Шрифт:
Интервал:
Закладка:
Итак, наука есть приобретенная способность души к доказательствам; к этому следует еще прибавить те определения, которые мы дали в «Аналитике». Человек знает тогда, когда он уверен и ему ясны принципы [знания]. Он будет владеть случайным знанием, если уверенность в принципах не большая, чем относительно заключения.
§ 4. Таким-то образом мы определяем науку. К тому, что может быть иным [то есть не необходимо], относятся творчество и деятельность; ибо творчество (ποίησις) и деятельность (πρᾶξις) не одно и то же, в чем мы убедились в экзотерических лекциях. Следовательно, приобретенное душевное свойство деятельности, сообразной с разумом, различно от свойства разумного творчества. Поэтому-то одно не содержится в другом, ибо деятельность не есть творчество, а творчество не есть деятельность. Если домостроение – искусство и, в некотором роде, приобретенная привычка творчества, следующего разуму, и если, с одной стороны, не существует искусства, которое не было бы разумной творческой привычкой, а с другой – не существует подобной привычки вне искусства, то можно сказать, что искусство и приобретенное душевное свойство творчества, следующего истинному разуму, – одно и то же.
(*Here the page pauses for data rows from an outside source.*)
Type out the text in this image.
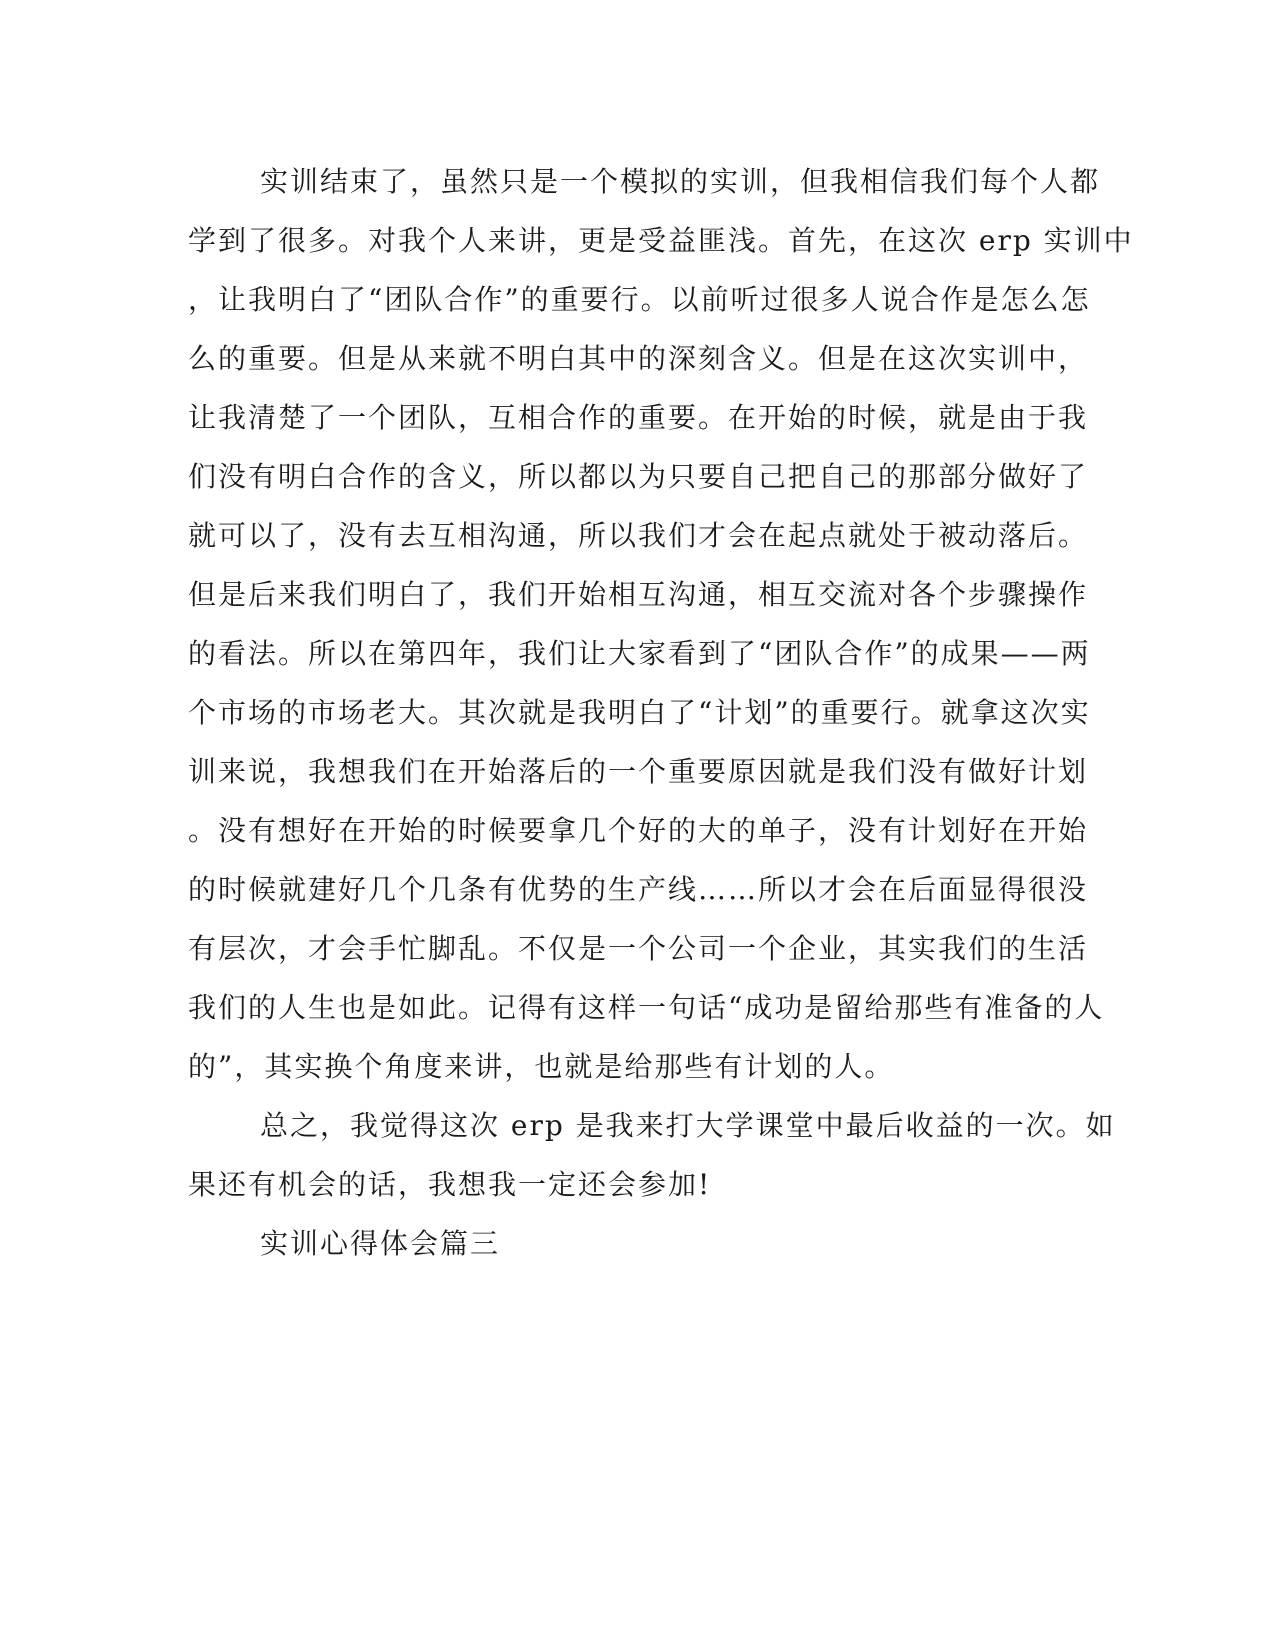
实训结束了，虽然只是一个模拟的实训，但我相信我们每个人都
学到了很多。对我个人来讲，更是受益匪浅。首先，在这次 erp 实训中
，让我明白了“团队合作”的重要行。以前听过很多人说合作是怎么怎
么的重要。但是从来就不明白其中的深刻含义。但是在这次实训中，
让我清楚了一个团队，互相合作的重要。在开始的时候，就是由于我
们没有明白合作的含义，所以都以为只要自己把自己的那部分做好了
就可以了，没有去互相沟通，所以我们才会在起点就处于被动落后。
但是后来我们明白了，我们开始相互沟通，相互交流对各个步骤操作
的看法。所以在第四年，我们让大家看到了“团队合作”的成果——两
个市场的市场老大。其次就是我明白了“计划”的重要行。就拿这次实
训来说，我想我们在开始落后的一个重要原因就是我们没有做好计划
。没有想好在开始的时候要拿几个好的大的单子，没有计划好在开始
的时候就建好几个几条有优势的生产线……所以才会在后面显得很没
有层次，才会手忙脚乱。不仅是一个公司一个企业，其实我们的生活
我们的人生也是如此。记得有这样一句话“成功是留给那些有准备的人
的”，其实换个角度来讲，也就是给那些有计划的人。
总之，我觉得这次 erp 是我来打大学课堂中最后收益的一次。如
果还有机会的话，我想我一定还会参加!
实训心得体会篇三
Всякое искусство касается генезиса, творчества и теории того, как что-либо создается из того, что может быть или не быть. Принцип создаваемого заключается в творящем лице, а не в творимом предмете, ибо искусство касается не того, что существует или возникает по необходимости, а также не того, что существует от природы, потому что это имеет в себе принцип своего существования.
Так как творчество и деятельность не одно и то же, то необходимо искусство отнести к творчеству, а не к деятельности. В известном смысле случай и искусство касаются того же самого, как это и высказал Агафон:
Искусство возлюбило случай, а случай – искусство.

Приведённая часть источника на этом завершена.